Three times I went to WalMart. Three times I forgot to even go through the food gadget section.

THREE TIMES.

The cherries were waiting for me.

So Sunday after church, Lilah and I ran into Target, because I figured they'd surely have a cherry pitter, and it was on the way home, and I was actually remembering to look for the cherry pitter.

Target did not have a cherry pitter.

Target did have a strawberry huller.

Because that's such a difficult task it needs a specialized piece of equipment.

*insert eye-roll here*

So I went back to Wal-Mart. For a 4th time. And guess what?

No cherry pitters.

I FINALLY just gave up and went to Williams-Sonoma and picked up a pitter there. It was the one I had seen online and it was front and center in the store.

I knew I should have just gone there first.

So I spent about 30 minutes pitting cherries this morning with my new cherry pitter.

Let me just tell you. Pitting cherries is gruesome.

I looked like I'd done murder.


And despite the handy-dandy "splatter shield" on the pitter, my entire kitchen resembled a crime scene. Apparently, cherries, when they are gutted, like to bleed everywhere.

All that's missing from this scene is some bad sunglasses acting.

Or a hot viking vampire.

All this mess to eradicate these little guys. And you know what? I felt a very odd sense of satisfaction every time I managed to pit the pit with the stem still attached. Like I was going to win a prize for the best pit.

Surely they make medication for that.

And now I'm left with this beautiful quart of pitted cherries, and I need to decide - today - what to do with them. I have a few ideas, and none of them are pies. Here's a factoid about me: I do not love pie. I'll eat them. I'll bake them. But generally, I don't like them. Especially fruit pies.

Blech.

So stay tuned to see what might happen with the cherries.
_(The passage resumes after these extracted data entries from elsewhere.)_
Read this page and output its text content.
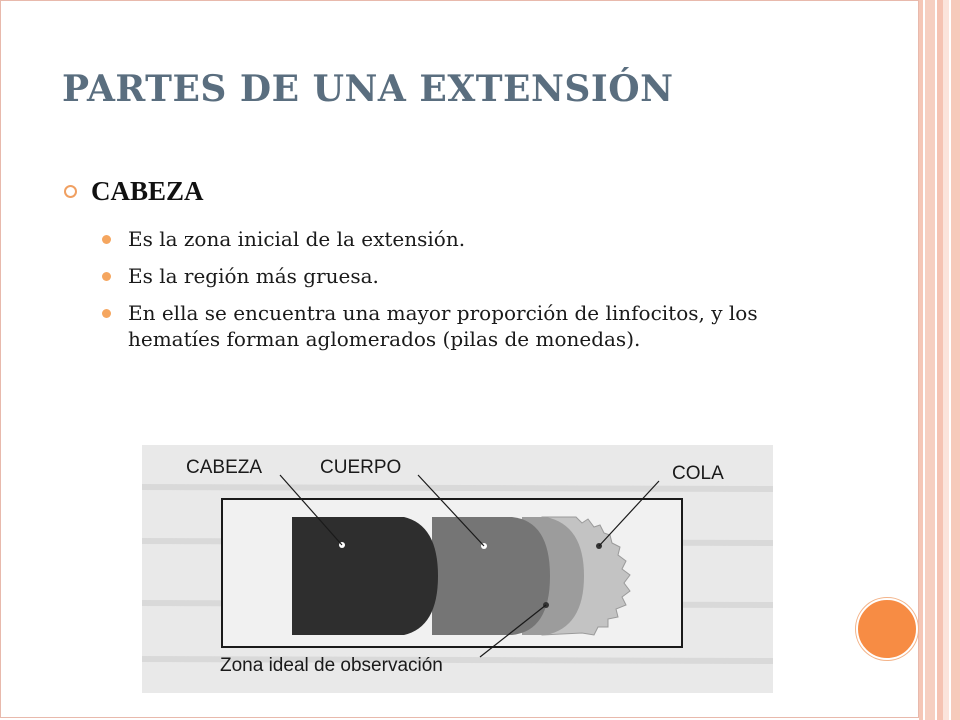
PARTES DE UNA EXTENSIÓN
CABEZA
Es la zona inicial de la extensión.
Es la región más gruesa.
En ella se encuentra una mayor proporción de linfocitos, y los hematíes forman aglomerados (pilas de monedas).
CABEZA	CUERPO	COLA
Zona ideal de observación
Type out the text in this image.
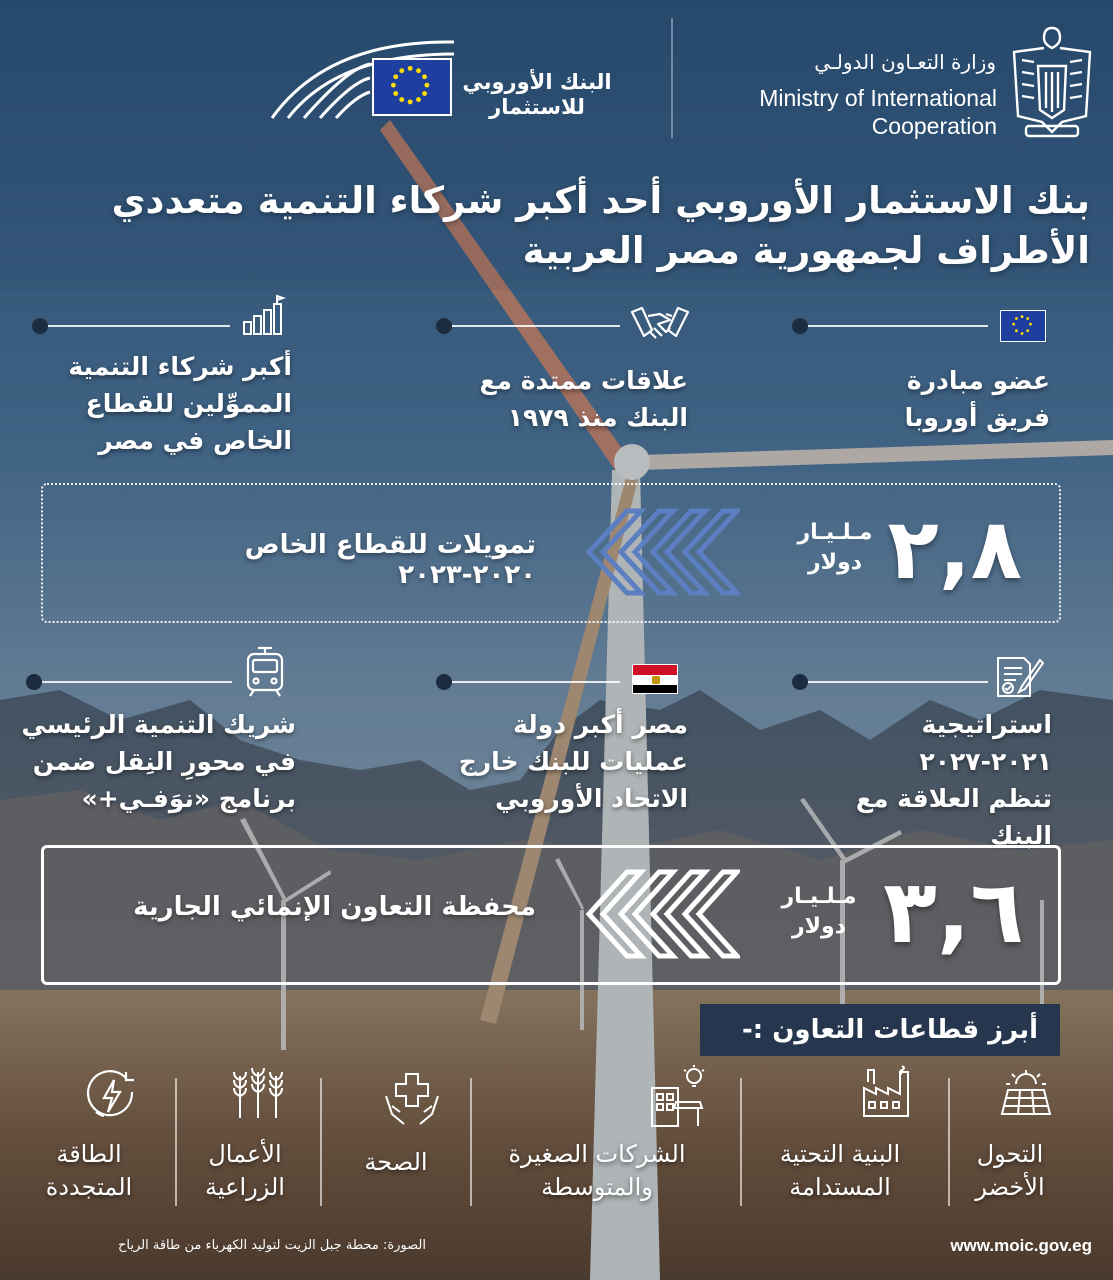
البنك الأوروبي
للاستثمار
وزارة التعـاون الدولـي
Ministry of International
Cooperation
بنك الاستثمار الأوروبي أحد أكبر شركاء التنمية متعددي
الأطراف لجمهورية مصر العربية
عضو مبادرة
فريق أوروبا
علاقات ممتدة مع
البنك منذ ١٩٧٩
أكبر شركاء التنمية
المموِّلين للقطاع
الخاص في مصر
٢,٨
مـلـيـار
دولار
تمويلات للقطاع الخاص ٢٠٢٠-٢٠٢٣
استراتيجية ٢٠٢١-٢٠٢٧
تنظم العلاقة مع
البنك
مصر أكبر دولة
عمليات للبنك خارج
الاتحاد الأوروبي
شريك التنمية الرئيسي
في محورِ النِقل ضمن
برنامج «نوَفـي+»
٣,٦
مـلـيـار
دولار
محفظة التعاون الإنمائي الجارية
أبرز قطاعات التعاون :-
التحول
الأخضر
البنية التحتية
المستدامة
الشركات الصغيرة
والمتوسطة
الصحة
الأعمال
الزراعية
الطاقة
المتجددة
www.moic.gov.eg
الصورة: محطة جبل الزيت لتوليد الكهرباء من طاقة الرياح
And maybe it won't take me 6 weeks to post about it.

2 comments:

Lauran said...

You made a post about cherry pittin' entertaining. You're good. And now I'm craving cherries.. hopefully a cherry limeade from Sonic will suffice. Happy cherry baking!

trinity said...

This made me laugh out loud! So many times I have found myself in a similar situation... love it :) Very well done.